La méthode Ikigai pour trouver le job de ses rêves, enfin !

Rares sont les gens qui peuvent dire qu’ils ont trouvé le job de leurs rêves. Moins rares sont ceux qui espèrent le trouver… un jour. Le problème, c’est qu’on ne sait pas comment trouver sa raison d’être. On ne trouve pas de solution à l’équation impossible entre aimer ce que je fais, faire un métier qui a un sens ET gagner ma vie. Enfin, on ne trouvait pas. Jusqu’à ce que les Japonais nous enseignent la méthode Ikigai. Bienvenue à bord d’un vol direct pour votre épanouissement professionnel et personnel.

Ikigai, définition 

  • Trouver son Ikigai, qu’est-ce que ça veut dire ? 

Ikigai, vous vous en doutez peut-être, est un terme japonais. On le traduit par “raison d’être”, “joie de vivre” ou même “sel de la vie”. Trouver son Ikigai, c’est trouver une raison de se lever le matin.  

La longévité et la joie de vivre des Japonais, – en particulier des habitants d’Okinawa, “l’île aux centenaires” –, est fondée sur cet Ikigai (ainsi que sur leur cuisine équilibrée, leur mode de vie sain et leur activité physique quotidienne, bien sûr, mais chaque chose en son temps). 

Trouver son Ikigai, c’est trouver une raison de se lever le matin.  

Il s’agit de trouver la solution à une équation a priori insoluble : celle d’allier passion, talent, service à la communauté ET salaire correct dans un seul et même métier (ou un combiné de plusieurs, à la manière des slasheurs). 

L’espace réservé à l’Ikigai, tiraillé entre tous ces facteurs de taille, est tout petit.

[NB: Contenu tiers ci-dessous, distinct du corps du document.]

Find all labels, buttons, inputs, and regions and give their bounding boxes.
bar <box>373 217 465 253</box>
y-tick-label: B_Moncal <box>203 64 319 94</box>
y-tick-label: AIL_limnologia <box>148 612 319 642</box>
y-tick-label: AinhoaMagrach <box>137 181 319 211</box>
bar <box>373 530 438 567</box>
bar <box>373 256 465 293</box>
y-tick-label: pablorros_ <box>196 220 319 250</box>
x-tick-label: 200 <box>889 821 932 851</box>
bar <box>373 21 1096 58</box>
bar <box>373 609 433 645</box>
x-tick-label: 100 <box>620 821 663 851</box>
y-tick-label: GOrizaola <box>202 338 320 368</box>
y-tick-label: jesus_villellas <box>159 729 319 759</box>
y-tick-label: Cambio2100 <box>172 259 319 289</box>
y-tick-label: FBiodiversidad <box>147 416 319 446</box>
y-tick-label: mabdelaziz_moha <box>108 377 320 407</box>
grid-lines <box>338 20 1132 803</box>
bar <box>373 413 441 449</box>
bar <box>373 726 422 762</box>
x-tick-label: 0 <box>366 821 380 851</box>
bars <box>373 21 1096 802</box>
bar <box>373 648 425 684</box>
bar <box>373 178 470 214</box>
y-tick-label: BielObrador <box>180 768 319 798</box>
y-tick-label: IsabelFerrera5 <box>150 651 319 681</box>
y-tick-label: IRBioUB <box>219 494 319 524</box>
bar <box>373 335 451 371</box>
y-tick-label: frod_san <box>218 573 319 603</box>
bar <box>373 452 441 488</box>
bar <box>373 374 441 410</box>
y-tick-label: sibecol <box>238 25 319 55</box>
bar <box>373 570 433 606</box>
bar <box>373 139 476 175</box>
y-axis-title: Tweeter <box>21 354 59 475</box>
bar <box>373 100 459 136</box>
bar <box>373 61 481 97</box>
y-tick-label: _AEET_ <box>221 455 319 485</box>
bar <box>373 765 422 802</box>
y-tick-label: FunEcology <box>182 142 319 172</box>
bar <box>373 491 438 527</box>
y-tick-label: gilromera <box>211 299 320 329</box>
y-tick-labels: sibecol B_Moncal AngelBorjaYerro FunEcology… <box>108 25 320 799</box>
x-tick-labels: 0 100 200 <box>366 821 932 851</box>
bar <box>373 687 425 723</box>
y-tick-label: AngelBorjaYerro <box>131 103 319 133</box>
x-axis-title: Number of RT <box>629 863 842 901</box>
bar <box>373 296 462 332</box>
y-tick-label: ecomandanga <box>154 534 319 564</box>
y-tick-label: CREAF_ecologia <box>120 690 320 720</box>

C’est le “job de rêve” dans le sens le plus complet du terme. Loin du blues du lundi matin et de l’hyperstress, c’est un bien précieux (“Mon précieux !”). Mais comme tout bien précieux, on peut passer sa vie à le chercher (ou à le protéger, car il n’est jamais vraiment acquis). 

© Cosmopolitan.fr
  • L’Ikigai, un compromis

La bonne nouvelle, c’est qu’on a tous un Ikigai et que le trouver est possible. La preuve, certains l’ont trouvé. Ces gens qu’on admire (et qu’on envie, un peu) car, quel que soit leur métier et le “standing” supposé de celui-ci, ils y évoluent comme un poisson dans l’eau, en préservant leur l’équilibre vie pro-vie perso, en créant des choses, en s’épanouissant au quotidien dans ce qu’ils font. 

Cela dit, comme le diraient nos grands-mères, on ne peut pas avoir le beurre et l’argent du beurre. Souvent, vivre de sa passion implique de vivre avec moins d’argent et de consommer moins.